Левую руку Девяткин держал на шкатулке – там, где находились
кнопки, включающие электричество.
– Если вы сделаете какое-нибудь быстрое движение, я нажму. –
Ассистент обращался к Фандорину. – Глаз с вас не спущу. Знаю, какой вы прыткий.
– Там не только пульт освещения, верно? – Эраст Петрович
сделал паузу и скрипнул зубами (Элиза отчетливо это слышала). – Зал
з-заминирован? Вы ведь сапер… А я – чертов идиот…
Последние слова были произнесены совсем тихо.

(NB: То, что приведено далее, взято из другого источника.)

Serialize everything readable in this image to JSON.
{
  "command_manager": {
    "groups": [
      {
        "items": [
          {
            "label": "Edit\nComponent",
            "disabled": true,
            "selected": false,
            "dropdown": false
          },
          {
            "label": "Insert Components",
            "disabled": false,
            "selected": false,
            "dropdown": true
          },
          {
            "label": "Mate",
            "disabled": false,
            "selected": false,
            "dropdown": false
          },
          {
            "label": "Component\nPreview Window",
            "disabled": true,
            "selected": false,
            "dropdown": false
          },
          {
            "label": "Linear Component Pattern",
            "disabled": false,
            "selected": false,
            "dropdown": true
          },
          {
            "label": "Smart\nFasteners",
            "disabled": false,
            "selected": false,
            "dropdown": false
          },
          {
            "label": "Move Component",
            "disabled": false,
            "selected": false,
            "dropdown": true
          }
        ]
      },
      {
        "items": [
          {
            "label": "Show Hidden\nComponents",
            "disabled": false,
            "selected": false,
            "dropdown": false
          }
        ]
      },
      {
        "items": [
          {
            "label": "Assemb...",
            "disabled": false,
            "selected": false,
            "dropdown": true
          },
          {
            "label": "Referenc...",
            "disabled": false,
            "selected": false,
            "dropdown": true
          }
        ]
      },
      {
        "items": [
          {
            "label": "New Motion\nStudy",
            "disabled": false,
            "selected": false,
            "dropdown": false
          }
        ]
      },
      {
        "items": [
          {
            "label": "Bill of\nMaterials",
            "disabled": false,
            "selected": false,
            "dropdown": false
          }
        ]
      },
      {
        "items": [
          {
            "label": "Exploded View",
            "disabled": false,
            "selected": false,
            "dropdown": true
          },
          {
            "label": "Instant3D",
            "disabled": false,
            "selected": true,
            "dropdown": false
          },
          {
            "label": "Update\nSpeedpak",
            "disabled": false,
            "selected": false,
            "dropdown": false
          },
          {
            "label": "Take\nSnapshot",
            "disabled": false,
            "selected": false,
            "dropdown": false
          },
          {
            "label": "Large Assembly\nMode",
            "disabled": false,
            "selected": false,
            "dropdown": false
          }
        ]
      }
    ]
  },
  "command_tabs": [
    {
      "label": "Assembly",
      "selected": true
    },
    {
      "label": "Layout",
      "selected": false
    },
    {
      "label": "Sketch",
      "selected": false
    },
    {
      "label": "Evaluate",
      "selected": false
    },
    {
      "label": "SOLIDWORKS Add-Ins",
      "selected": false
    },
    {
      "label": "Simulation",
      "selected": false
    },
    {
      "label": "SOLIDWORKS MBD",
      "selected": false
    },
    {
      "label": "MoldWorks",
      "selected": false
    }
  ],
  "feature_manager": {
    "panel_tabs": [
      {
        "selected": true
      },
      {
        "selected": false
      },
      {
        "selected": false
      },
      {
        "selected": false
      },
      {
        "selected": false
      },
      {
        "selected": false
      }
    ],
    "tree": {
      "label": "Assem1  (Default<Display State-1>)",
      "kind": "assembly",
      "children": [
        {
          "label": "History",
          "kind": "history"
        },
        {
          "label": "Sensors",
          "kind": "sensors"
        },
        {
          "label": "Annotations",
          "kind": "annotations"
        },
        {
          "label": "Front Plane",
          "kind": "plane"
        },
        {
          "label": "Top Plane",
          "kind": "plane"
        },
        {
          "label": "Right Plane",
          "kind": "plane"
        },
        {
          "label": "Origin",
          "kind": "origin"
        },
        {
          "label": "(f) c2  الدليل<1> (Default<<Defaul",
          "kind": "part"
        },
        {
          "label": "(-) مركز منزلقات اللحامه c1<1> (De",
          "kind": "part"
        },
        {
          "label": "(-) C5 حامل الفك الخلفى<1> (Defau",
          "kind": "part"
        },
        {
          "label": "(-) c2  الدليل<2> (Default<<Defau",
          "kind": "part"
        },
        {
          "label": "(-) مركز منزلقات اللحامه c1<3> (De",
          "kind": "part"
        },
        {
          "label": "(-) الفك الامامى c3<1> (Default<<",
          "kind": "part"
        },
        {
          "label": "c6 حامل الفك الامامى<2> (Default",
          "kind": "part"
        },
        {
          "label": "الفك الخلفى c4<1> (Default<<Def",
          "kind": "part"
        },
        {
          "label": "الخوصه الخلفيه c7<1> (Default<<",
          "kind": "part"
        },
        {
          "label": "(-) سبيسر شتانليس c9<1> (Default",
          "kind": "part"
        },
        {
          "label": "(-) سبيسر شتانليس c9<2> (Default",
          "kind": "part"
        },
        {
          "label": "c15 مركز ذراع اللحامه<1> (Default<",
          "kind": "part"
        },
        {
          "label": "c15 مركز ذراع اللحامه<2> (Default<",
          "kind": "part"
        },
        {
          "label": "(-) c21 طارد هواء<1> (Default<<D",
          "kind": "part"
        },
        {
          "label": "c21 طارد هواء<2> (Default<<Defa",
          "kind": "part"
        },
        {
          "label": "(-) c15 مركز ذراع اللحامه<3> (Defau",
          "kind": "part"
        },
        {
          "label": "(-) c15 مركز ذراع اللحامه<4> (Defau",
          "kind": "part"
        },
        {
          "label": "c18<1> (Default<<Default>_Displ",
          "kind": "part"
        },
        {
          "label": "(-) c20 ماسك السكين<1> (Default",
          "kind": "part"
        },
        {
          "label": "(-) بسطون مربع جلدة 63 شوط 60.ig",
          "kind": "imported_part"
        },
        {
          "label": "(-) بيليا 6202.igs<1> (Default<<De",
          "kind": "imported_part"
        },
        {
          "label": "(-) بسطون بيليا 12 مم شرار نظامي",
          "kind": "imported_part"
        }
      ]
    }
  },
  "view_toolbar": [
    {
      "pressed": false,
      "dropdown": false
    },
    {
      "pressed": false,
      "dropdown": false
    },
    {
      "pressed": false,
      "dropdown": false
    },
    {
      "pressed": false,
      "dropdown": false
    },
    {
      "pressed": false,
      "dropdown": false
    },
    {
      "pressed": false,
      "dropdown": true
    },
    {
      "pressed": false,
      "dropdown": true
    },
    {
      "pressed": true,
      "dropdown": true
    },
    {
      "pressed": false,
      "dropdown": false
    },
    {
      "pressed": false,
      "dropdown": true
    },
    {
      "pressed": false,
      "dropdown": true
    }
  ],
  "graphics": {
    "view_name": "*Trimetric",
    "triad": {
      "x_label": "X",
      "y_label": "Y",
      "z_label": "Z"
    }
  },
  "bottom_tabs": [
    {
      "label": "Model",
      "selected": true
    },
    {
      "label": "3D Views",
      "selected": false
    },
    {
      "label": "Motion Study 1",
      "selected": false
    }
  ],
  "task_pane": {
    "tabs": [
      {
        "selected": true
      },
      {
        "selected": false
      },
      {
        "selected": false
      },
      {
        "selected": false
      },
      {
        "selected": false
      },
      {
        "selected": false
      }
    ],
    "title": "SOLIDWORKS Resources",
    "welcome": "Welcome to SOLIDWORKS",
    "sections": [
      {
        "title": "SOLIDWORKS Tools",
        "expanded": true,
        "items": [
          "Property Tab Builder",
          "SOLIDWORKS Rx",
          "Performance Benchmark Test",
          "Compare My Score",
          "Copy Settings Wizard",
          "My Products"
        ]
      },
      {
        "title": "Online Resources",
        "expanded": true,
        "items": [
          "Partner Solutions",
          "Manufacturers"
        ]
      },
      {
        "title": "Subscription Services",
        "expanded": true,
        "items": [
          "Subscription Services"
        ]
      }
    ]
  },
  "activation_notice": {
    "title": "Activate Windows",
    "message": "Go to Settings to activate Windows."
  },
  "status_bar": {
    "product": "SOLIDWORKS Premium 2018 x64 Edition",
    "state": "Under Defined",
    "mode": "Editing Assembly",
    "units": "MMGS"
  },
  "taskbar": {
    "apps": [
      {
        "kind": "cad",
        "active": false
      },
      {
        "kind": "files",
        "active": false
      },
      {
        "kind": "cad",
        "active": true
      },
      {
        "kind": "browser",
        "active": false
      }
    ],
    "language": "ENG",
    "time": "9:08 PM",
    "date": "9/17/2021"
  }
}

– В к-каком смысле «з-заминирован»? – просипел Ной Ноевич. У
него прерывался голос. – Б-бомбами?!
– Ну вот, Эраст Петрович, испортили весь эффект! – словно бы
обиделся Девяткин. – Про это я хотел в самом конце сказать. Ювелирная
электро-инженерная работа! Заряды рассчитаны так, чтоб взрывная волна
уничтожила все внутри зала, не повредив здания. Это называется «имплозия». То,
что за пределами нашего с вами мира, меня не интересует. Пускай остается. Тихо,
господа артисты! – прикрикнул он на зашумевшую аудиторию. – Что вы
раскудахтались? Почему вы, учитель, хватаетесь за сердце? Вы сами говорили:
весь мир – театр, а театр – весь мир. «Ноев ковчег» – лучшая на свете труппа.
Мы все, чистые и нечистые, идеальная модель человечества! Сколько раз вы
повторяли нам это, учитель?
Штерн жалобно вскричал:
– Это так. Но взрывать-то нас зачем?
– Есть два высших акта творчества: создание и уничтожение.
Стало быть, должны быть два типа творцов: художники Добра и художники Зла, они
же художники Жизни и художники Смерти. Еще вопрос, чье искусство выше! Я верно
служил вам, я учился у вас, я ждал, что вы оцените мою безграничную
преданность, мое усердие! Я был готов довольствоваться ролью художника Жизни,
театрального режиссера. Но вы глумились надо мной! Вы отдали мою роль
ничтожному Смарагдову. Вы говорили, что я прислуга за все, что мой номер
девять. И я изобрел свой собственный спектакль! Мой великолепный бенефис! Вас
тут одиннадцать полноправных артистов, все претендуют на хорошие роли, все
желают быть номером первым. Вы – единицы, а я всего лишь девятка. Оцените же
красоту моей пьесы: я отыскал точку, в которой одиннадцать единиц сойдутся с
одной девяткой. Ровно в 11 часов 11 минут 11 числа 11 месяца 1911 года, –
Девяткин расхохотался, – наш театр улетит в небеса. Когда на счетчике
электрических часов появятся цифры 11:11, грянут гром и молния. А если вы
вздумаете буянить, я нажму кнопку детонации сам – вот я держу на ней палец.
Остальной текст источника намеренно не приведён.